Mahkemece toplanan deliller, alınan bilirkişi raporu ve yapılan yargılama sonucunda;———- çalındığı veya kaybolduğundan bahisle zayii nedeni ile hasımsız olarak iptal davası açtığı, iptal davasında dava devam ederken zayi olduğu iddia olunan çekin davalı olan yetkili hamil tarafından ibraz edildiği, çek iptali davasında davacıya istirdat davası açmak üzere süre verildiği, iş bu davanın bu nedenle açıldığı, 6102 sayılı sayılı TTK’nın 792. maddesi gereği ispat yükü çekin yetkili hamili olduğunu ve rızası dışında elinden çıktığını ileri süren davacıya ait olup, çekin haksız şekilde hamilin eline geçtiğini, davacının davalının kötü niyetle çeki iktisap ettiğini veya iktisapta ağır kusurlu bulunduğunu kanıtlaması gerektiği, davalının çeki arsa satışı konusunda yaptıkları anlaşma karşılığında davacıdan aldığını savunduğu, davacı tarafın da dosyamız arasına alınan soruşturma dosyalarına yansıyan beyanları ile arsa satışını doğruladığı, davacının davalı hakkında yaptığı suç duyurusu ve çeklerin kaybolduğuna ilişkin yaptığı suç duyurusu sonucunda yürütülen soruşturma dosyalarında takipsizlik kararı verildiği ve kararların kesinleştiği, dava konusu çekin davalı yana taraflar arasında yapılan anlaşma uyarınca davalı tarafından verildiği, davacının dava konusu çekin elinden rızası hilafına çıktığını, çekin haksız şekilde yetkili hamilin eline geçtiğini ispatlayamadığı, bu nedenle, çek istirdadının koşullarının bulunmadığı, davacı tarafça yemin deliline dayanılmamış olduğu dolayısıyla yemin teklifinde bulunulmadığı, davanın sübuta ermediği anlaşıldığından davanın reddine dair aşağıdaki şekilde hüküm kurulmuştur———– Karar sayılı kararı)

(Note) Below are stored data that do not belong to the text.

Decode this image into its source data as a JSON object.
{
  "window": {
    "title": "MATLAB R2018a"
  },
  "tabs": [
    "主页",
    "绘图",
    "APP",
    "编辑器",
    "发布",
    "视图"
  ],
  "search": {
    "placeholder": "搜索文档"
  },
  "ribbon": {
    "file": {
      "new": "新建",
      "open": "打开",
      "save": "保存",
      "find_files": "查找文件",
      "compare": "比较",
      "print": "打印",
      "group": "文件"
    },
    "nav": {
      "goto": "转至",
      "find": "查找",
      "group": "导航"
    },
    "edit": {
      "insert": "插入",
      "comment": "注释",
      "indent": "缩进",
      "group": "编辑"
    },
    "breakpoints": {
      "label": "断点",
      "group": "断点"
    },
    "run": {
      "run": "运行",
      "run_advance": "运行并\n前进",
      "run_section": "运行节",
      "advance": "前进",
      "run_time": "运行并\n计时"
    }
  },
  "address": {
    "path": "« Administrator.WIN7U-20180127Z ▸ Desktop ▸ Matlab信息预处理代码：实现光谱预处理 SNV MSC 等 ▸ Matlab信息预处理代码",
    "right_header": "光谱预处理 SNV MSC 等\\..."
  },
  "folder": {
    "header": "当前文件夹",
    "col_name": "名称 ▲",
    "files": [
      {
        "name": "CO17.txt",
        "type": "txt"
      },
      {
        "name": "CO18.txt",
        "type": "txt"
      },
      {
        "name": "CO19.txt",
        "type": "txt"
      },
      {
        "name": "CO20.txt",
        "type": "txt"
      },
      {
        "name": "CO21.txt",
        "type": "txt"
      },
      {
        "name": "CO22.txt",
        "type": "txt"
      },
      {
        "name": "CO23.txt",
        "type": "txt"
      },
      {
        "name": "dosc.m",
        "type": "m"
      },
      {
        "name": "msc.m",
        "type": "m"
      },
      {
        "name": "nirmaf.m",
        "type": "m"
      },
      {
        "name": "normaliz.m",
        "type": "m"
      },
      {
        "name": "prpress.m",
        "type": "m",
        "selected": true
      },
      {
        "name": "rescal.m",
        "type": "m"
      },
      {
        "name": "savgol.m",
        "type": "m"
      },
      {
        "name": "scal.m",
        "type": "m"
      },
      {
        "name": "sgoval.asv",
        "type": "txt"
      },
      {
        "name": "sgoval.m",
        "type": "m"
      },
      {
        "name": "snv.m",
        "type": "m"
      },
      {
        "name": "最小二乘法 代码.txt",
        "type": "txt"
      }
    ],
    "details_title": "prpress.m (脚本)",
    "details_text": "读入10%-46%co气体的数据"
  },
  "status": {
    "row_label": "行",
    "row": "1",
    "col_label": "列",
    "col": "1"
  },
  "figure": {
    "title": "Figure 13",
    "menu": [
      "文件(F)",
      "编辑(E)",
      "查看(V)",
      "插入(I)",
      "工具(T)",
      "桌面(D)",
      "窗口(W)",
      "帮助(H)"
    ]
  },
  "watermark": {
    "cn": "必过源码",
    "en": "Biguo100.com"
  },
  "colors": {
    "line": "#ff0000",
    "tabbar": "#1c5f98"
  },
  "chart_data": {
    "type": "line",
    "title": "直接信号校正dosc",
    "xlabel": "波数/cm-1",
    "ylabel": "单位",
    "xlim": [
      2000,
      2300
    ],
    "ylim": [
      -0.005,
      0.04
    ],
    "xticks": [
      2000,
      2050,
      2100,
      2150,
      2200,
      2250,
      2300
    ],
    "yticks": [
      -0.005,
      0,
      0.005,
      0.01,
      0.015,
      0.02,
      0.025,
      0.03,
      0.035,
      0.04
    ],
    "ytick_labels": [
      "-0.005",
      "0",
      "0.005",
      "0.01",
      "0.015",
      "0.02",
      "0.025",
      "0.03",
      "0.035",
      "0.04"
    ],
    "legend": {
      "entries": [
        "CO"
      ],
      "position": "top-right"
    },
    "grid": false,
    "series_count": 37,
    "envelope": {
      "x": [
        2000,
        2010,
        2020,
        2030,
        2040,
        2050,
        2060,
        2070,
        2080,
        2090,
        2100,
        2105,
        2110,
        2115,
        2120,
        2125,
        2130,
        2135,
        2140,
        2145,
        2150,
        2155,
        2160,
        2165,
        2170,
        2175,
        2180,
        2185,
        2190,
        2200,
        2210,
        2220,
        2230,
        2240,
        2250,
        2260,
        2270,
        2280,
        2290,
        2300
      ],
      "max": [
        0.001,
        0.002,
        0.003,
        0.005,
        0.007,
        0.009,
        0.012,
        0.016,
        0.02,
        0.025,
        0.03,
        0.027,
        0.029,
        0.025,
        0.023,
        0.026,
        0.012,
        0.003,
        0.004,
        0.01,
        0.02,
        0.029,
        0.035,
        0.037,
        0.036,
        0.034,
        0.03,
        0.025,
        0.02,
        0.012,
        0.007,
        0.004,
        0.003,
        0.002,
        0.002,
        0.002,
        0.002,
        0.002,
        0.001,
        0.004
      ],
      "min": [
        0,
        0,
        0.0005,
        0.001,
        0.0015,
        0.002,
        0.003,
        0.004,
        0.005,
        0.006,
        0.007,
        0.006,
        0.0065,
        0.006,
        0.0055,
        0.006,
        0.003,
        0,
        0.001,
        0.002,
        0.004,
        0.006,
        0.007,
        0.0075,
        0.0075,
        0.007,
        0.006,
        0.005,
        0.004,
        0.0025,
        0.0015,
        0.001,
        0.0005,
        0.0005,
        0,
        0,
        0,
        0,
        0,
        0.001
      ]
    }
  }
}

H Ü K Ü M: Gerekçesi yukarıda açıklandığı üzere;
Davanın REDDİNE,
1-Karar harcı 54,40 TL’nin davacı tarafça peşin olarak yatırılan 170,78 TL harçtan mahsubu ile fazla alınan 116,38 TL’nin karar kesinleştiğinde ve talep halinde davacı tarafa iadesine,
2-Davacı tarafından yapılan yargılama giderlerinin üzerinde bırakılmasına,
3-Davalı tarafından yapılan yargılama gideri olmadığından bu konuda karar verilmesine yer olmadığına,
4-Davacı tarafından dosyaya yatırılan ve sarf edilmeyen gider avansının karar kesinleştiğinde ve talep halinde davacı tarafa iadesine,
Dair davacı vekilinin yüzüne karşı, kararın taraflara tebliğinden 2 haftalık süre içinde istinaf yolu açık olmak üzere verilen karar açıkça okunup usulen anlatıldı.